I know for a fact she had made to complaints that were ignored. I know that she was called horrible names for absolutely no reason at all.
She spent 15 months in Iraq surviving two IED complex attacks with blood coming out of her ears giving her SEVERE tinnitus and many other symptoms which gradually horribly affected her ability to hear music and sing on key. And she was bullied for that.
It took four years after the first IED combined with the fact that she was scared to death that her High School memories and many memories in fact, were BECOMING A BLUR. It took four years of much suffering from many symptoms relating to the bombs she survived. It took four years to finally have the courage to go see a doctor and be diagnosed with a traumatic brain injury because she knew it could cost her her job. As I write later on, that’s exactly what happened.

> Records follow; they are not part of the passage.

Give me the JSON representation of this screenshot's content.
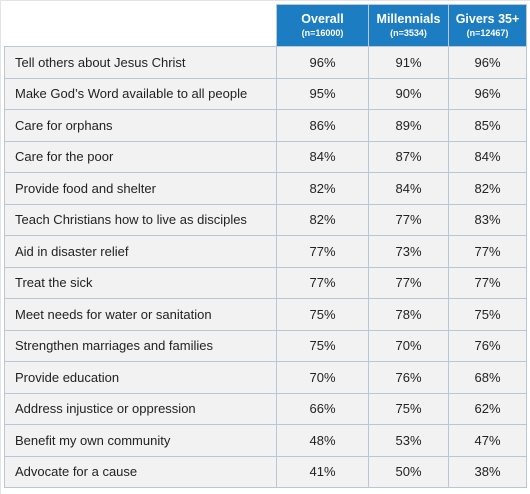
{
  "chart_data": {
    "type": "table",
    "columns": [
      {
        "name": "Overall",
        "n": "(n=16000)"
      },
      {
        "name": "Millennials",
        "n": "(n=3534)"
      },
      {
        "name": "Givers 35+",
        "n": "(n=12467)"
      }
    ],
    "rows": [
      {
        "label": "Tell others about Jesus Christ",
        "values": [
          "96%",
          "91%",
          "96%"
        ]
      },
      {
        "label": "Make God’s Word available to all people",
        "values": [
          "95%",
          "90%",
          "96%"
        ]
      },
      {
        "label": "Care for orphans",
        "values": [
          "86%",
          "89%",
          "85%"
        ]
      },
      {
        "label": "Care for the poor",
        "values": [
          "84%",
          "87%",
          "84%"
        ]
      },
      {
        "label": "Provide food and shelter",
        "values": [
          "82%",
          "84%",
          "82%"
        ]
      },
      {
        "label": "Teach Christians how to live as disciples",
        "values": [
          "82%",
          "77%",
          "83%"
        ]
      },
      {
        "label": "Aid in disaster relief",
        "values": [
          "77%",
          "73%",
          "77%"
        ]
      },
      {
        "label": "Treat the sick",
        "values": [
          "77%",
          "77%",
          "77%"
        ]
      },
      {
        "label": "Meet needs for water or sanitation",
        "values": [
          "75%",
          "78%",
          "75%"
        ]
      },
      {
        "label": "Strengthen marriages and families",
        "values": [
          "75%",
          "70%",
          "76%"
        ]
      },
      {
        "label": "Provide education",
        "values": [
          "70%",
          "76%",
          "68%"
        ]
      },
      {
        "label": "Address injustice or oppression",
        "values": [
          "66%",
          "75%",
          "62%"
        ]
      },
      {
        "label": "Benefit my own community",
        "values": [
          "48%",
          "53%",
          "47%"
        ]
      },
      {
        "label": "Advocate for a cause",
        "values": [
          "41%",
          "50%",
          "38%"
        ]
      }
    ]
  },
  "colors": {
    "header_background": "#1d7dc3",
    "header_text": "#ffffff",
    "row_background": "#f2f2f2",
    "grid_lines": "#b9c7d6",
    "body_text": "#222222"
  }
}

She had many symptoms that she suffered from that I have only found out retroactively and it hurts me as a mother so deeply that there was nothing I could do because I was six thousand miles away. I had put all my eggs in a basket that her employer the US Army would take care of its employees but it did NOT happen. In fact she was shunned as you have pointed out. It’s despicable. it broke me to my CORE. When she was in the chorus she felt like, had she been in combat with anybody, any comrades from the band and Chorus, NO ONE would have her 6 in a fox hole, which is completely contrary to those she was actually in a fox hole with, in Iraq who always had her 6.
In the next comment I will repost what you wrote and insert my own comments on what happened. Again I am grateful and respectful that you reached out and posted what you did.
GOD bless YOU🙏🇺🇸💔
I know we’ve had our differences but I do think about her everyday. I honor her every year for different events and I talk about her all the time. I can only speak on what I was there for
Yes, there were issues vocally and she was corrected for them but i honestly can not recall her ever being bullied for it. At one point we had very tough NCOs who made us all cry and feel like crap but I never saw Kim being singled out in that way. I’m not saying that doesn’t do damage because it does. There are still things that the NCOs said or did to hurt me or humiliate me and it still bothers me to this day. But I know personally, for me, I didn’t know about the TBI until it was too late. I did ask repeatedly for them not to move her into a secluded room multiple times. But I was only a corporal myself. We all were. No one listened. I also have read things about her being found because she missed an appointment, also another lie. But after what happened, not a single investigator asked me. Don’t know why but they didn’t. I’ve written news stations and I’ve tried to get the VA to listen but I’m not being heard. I don’t think I’ll be at peace until there’s some kind of justice for her. They need to tell the truth. She wasn’t taken care of. She was embarrassed in front of her peers by someone she trusted. I’m not in the service anymore but her story will never leave me. The anniversary is coming up soon and it hurts. I can’t imagine the pain you’ve felt but you’ve always been in my prayers.